[Python-Dev] PEP 528: Change Windows console encoding to UTF-8

Mon Sep 5 17:45:13 EDT 2016

On 05Sep2016 1308, Paul Moore wrote:
> On 5 September 2016 at 20:30, Steve Dower <steve.dower at python.org> wrote:
>> The only case we can reasonably handle at the raw layer is "n / 4" is zero
>> but n != 0, in which case we can read and cache up to 4 bytes (one wchar_t)
>> and then return those in future calls. If we try to cache any more than that
>> we're substituting for buffered reader, which I don't want to do.
>>
>> Does caching up to one (Unicode) character at a time sound reasonable?
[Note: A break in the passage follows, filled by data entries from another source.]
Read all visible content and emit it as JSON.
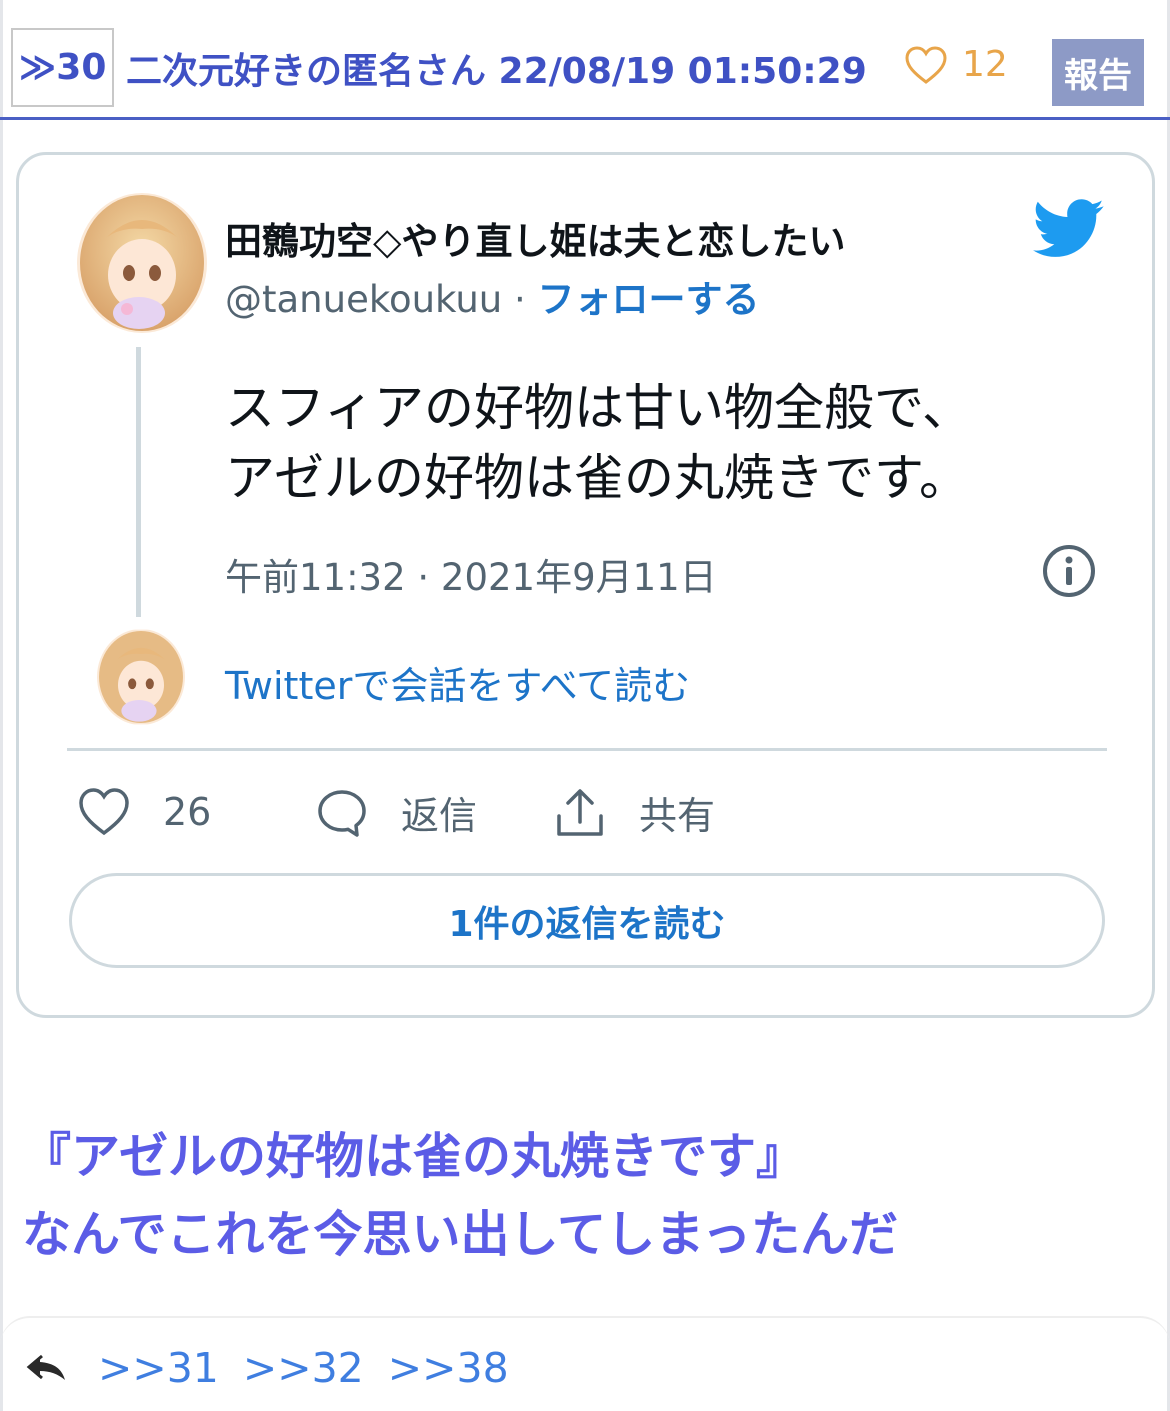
{
  "post": {
    "res_number": "≫30",
    "poster_info": "二次元好きの匿名さん 22/08/19 01:50:29",
    "like_count": "12",
    "report_label": "報告"
  },
  "tweet": {
    "author_name": "田鷯功空◇やり直し姫は夫と恋したい",
    "handle": "@tanuekoukuu",
    "separator": " · ",
    "follow_label": "フォローする",
    "text_line1": "スフィアの好物は甘い物全般で、",
    "text_line2": "アゼルの好物は雀の丸焼きです。",
    "timestamp": "午前11:32 · 2021年9月11日",
    "read_conversation": "Twitterで会話をすべて読む",
    "likes": "26",
    "reply_label": "返信",
    "share_label": "共有",
    "read_replies_button": "1件の返信を読む",
    "brand_color": "#1d9bf0"
  },
  "comment": {
    "line1": "『アゼルの好物は雀の丸焼きです』",
    "line2": "なんでこれを今思い出してしまったんだ"
  },
  "replies": {
    "links": [
      ">>31",
      ">>32",
      ">>38"
    ]
  },
  "icons": [
    "heart-icon",
    "twitter-bird-icon",
    "info-icon",
    "comment-icon",
    "share-icon",
    "reply-arrow-icon"
  ]
}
I
>> think that won't be much trouble, since there's no interference between
>> system calls in that case and it will be consistent with POSIX behaviour.
>
> Caching a single character sounds perfectly OK. As I noted previously,
> my use case probably won't need to work at the raw level anyway, so I
> no longer expect to have code that will break, but I think that a
> 1-character buffer ensuring that we avoid surprises for code that was
> written for POSIX is a good trade-off.

So it works, though the behaviour is a little strange when you do it 
from the interactive prompt:

 >>> sys.stdin.buffer.raw.read(1)
ɒprint('hi')
b'\xc9'
 >>> hi
 >>> sys.stdin.buffer.raw.read(1)
b'\x92'
 >>>

What happens here is the raw.read(1) rounds one byte up to one 
character, reads the turned alpha, returns a single byte of the two byte 
encoded form and caches the second byte. Then interactive mode reads 
from stdin and gets the rest of the characters, starting from the 
print() and executes that. Finally the next call to raw.read(1) returns 
the cached second byte of the turned alpha.
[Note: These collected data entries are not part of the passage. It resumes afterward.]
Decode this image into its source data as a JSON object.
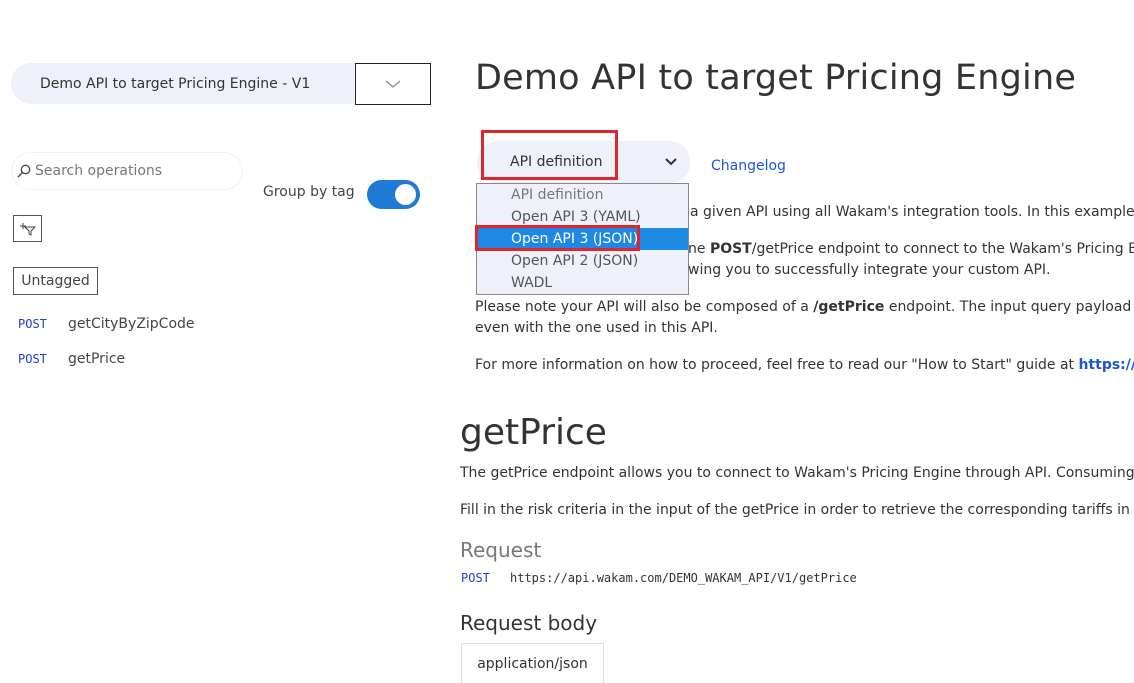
{
  "sidebar": {
    "api_selector_label": "Demo API to target Pricing Engine - V1",
    "search_placeholder": "Search operations",
    "group_by_tag_label": "Group by tag",
    "group_by_tag_on": true,
    "tag_label": "Untagged",
    "operations": [
      {
        "method": "POST",
        "name": "getCityByZipCode"
      },
      {
        "method": "POST",
        "name": "getPrice"
      }
    ]
  },
  "main": {
    "title": "Demo API to target Pricing Engine",
    "definition_select_value": "API definition",
    "changelog_label": "Changelog",
    "dropdown_options": [
      "API definition",
      "Open API 3 (YAML)",
      "Open API 3 (JSON)",
      "Open API 2 (JSON)",
      "WADL"
    ],
    "dropdown_selected": "Open API 3 (JSON)",
    "intro": {
      "line1_tail": "a given API using all Wakam's integration tools. In this example, t",
      "line2_pre": "ne ",
      "line2_bold": "POST",
      "line2_tail": "/getPrice endpoint to connect to the Wakam's Pricing Eng",
      "line3_tail": "wing you to successfully integrate your custom API.",
      "line4_pre": "Please note your API will also be composed of a ",
      "line4_bold": "/getPrice",
      "line4_tail": " endpoint. The input query payload wi",
      "line5": "even with the one used in this API.",
      "line6_pre": "For more information on how to proceed, feel free to read our \"How to Start\" guide at ",
      "line6_link": "https://de"
    },
    "section_title": "getPrice",
    "section_p1": "The getPrice endpoint allows you to connect to Wakam's Pricing Engine through API. Consuming t",
    "section_p2": "Fill in the risk criteria in the input of the getPrice in order to retrieve the corresponding tariffs in the",
    "request_heading": "Request",
    "request_method": "POST",
    "request_url": "https://api.wakam.com/DEMO_WAKAM_API/V1/getPrice",
    "request_body_heading": "Request body",
    "content_type_tab": "application/json"
  },
  "colors": {
    "accent": "#1f7ad6",
    "highlight_box": "#e0262a",
    "method_blue": "#1a3fcf",
    "selected_option": "#1e88e5"
  }
}
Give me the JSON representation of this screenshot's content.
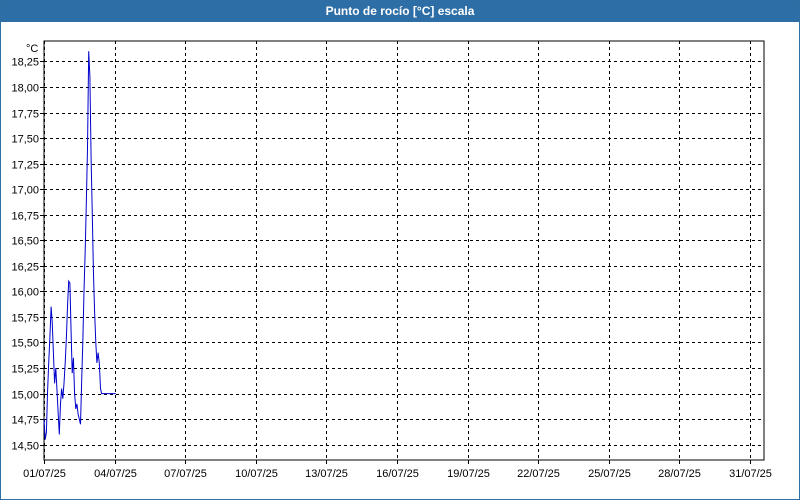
{
  "window": {
    "title": "Punto de rocío [°C] escala"
  },
  "chart_data": {
    "type": "line",
    "title": "Punto de rocío [°C] escala",
    "ylabel": "°C",
    "xlabel": "",
    "ylim": [
      14.35,
      18.45
    ],
    "xlim": [
      0,
      30.6
    ],
    "grid": true,
    "y_ticks": [
      {
        "value": 14.5,
        "label": "14,50"
      },
      {
        "value": 14.75,
        "label": "14,75"
      },
      {
        "value": 15.0,
        "label": "15,00"
      },
      {
        "value": 15.25,
        "label": "15,25"
      },
      {
        "value": 15.5,
        "label": "15,50"
      },
      {
        "value": 15.75,
        "label": "15,75"
      },
      {
        "value": 16.0,
        "label": "16,00"
      },
      {
        "value": 16.25,
        "label": "16,25"
      },
      {
        "value": 16.5,
        "label": "16,50"
      },
      {
        "value": 16.75,
        "label": "16,75"
      },
      {
        "value": 17.0,
        "label": "17,00"
      },
      {
        "value": 17.25,
        "label": "17,25"
      },
      {
        "value": 17.5,
        "label": "17,50"
      },
      {
        "value": 17.75,
        "label": "17,75"
      },
      {
        "value": 18.0,
        "label": "18,00"
      },
      {
        "value": 18.25,
        "label": "18,25"
      }
    ],
    "x_ticks": [
      {
        "value": 0,
        "label": "01/07/25"
      },
      {
        "value": 3,
        "label": "04/07/25"
      },
      {
        "value": 6,
        "label": "07/07/25"
      },
      {
        "value": 9,
        "label": "10/07/25"
      },
      {
        "value": 12,
        "label": "13/07/25"
      },
      {
        "value": 15,
        "label": "16/07/25"
      },
      {
        "value": 18,
        "label": "19/07/25"
      },
      {
        "value": 21,
        "label": "22/07/25"
      },
      {
        "value": 24,
        "label": "25/07/25"
      },
      {
        "value": 27,
        "label": "28/07/25"
      },
      {
        "value": 30,
        "label": "31/07/25"
      }
    ],
    "series": [
      {
        "color": "#0000cc",
        "x": [
          0.0,
          0.05,
          0.1,
          0.15,
          0.2,
          0.25,
          0.3,
          0.35,
          0.4,
          0.45,
          0.5,
          0.55,
          0.6,
          0.65,
          0.7,
          0.75,
          0.8,
          0.85,
          0.9,
          0.95,
          1.0,
          1.05,
          1.1,
          1.15,
          1.2,
          1.25,
          1.3,
          1.35,
          1.4,
          1.45,
          1.5,
          1.55,
          1.6,
          1.65,
          1.7,
          1.75,
          1.8,
          1.85,
          1.9,
          1.95,
          2.0,
          2.05,
          2.1,
          2.15,
          2.2,
          2.25,
          2.3,
          2.35,
          2.4,
          2.45,
          2.5,
          2.55,
          2.6,
          2.65,
          2.7,
          2.75,
          2.8,
          2.85,
          2.9,
          2.95,
          3.0,
          3.05
        ],
        "values": [
          14.75,
          14.55,
          14.62,
          15.0,
          15.3,
          15.55,
          15.85,
          15.7,
          15.4,
          15.1,
          15.25,
          15.05,
          14.82,
          14.6,
          14.9,
          15.05,
          14.95,
          15.1,
          15.3,
          15.55,
          15.85,
          16.1,
          16.08,
          15.6,
          15.2,
          15.35,
          15.0,
          14.85,
          14.9,
          14.8,
          14.75,
          14.7,
          15.1,
          15.5,
          16.0,
          16.4,
          16.9,
          17.4,
          18.35,
          18.1,
          17.3,
          16.8,
          16.2,
          15.8,
          15.5,
          15.3,
          15.4,
          15.3,
          15.05,
          15.0,
          15.0,
          15.0,
          15.0,
          15.0,
          15.0,
          15.0,
          15.0,
          15.0,
          15.0,
          15.0,
          15.0,
          15.0
        ]
      }
    ]
  }
}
This is basically only a problem because the readline implementation is 
totally separate from the stdin object and doesn't know about the small 
cache (and for now, I think it's going to stay that way - merging 
readline and stdin would be great, but is a fairly significant task that 
won't make 3.6 at this stage).

I feel like this is an acceptable edge case, as it will only show up 
when interleaving calls to raw.read(n < 4) with multibyte characters and 
input()/interactive prompts. We've taken the 99% compatible to 99.99% 
compatible, and I feel like going any further is practically certain to 
introduce bugs (I'm being very careful with the single character 
buffering, but even that feels risky). Hopefully others agree with my 
risk assessment here, but speak up if you think it's worthwhile trying 
to deal with this final case.

Cheers,
Steve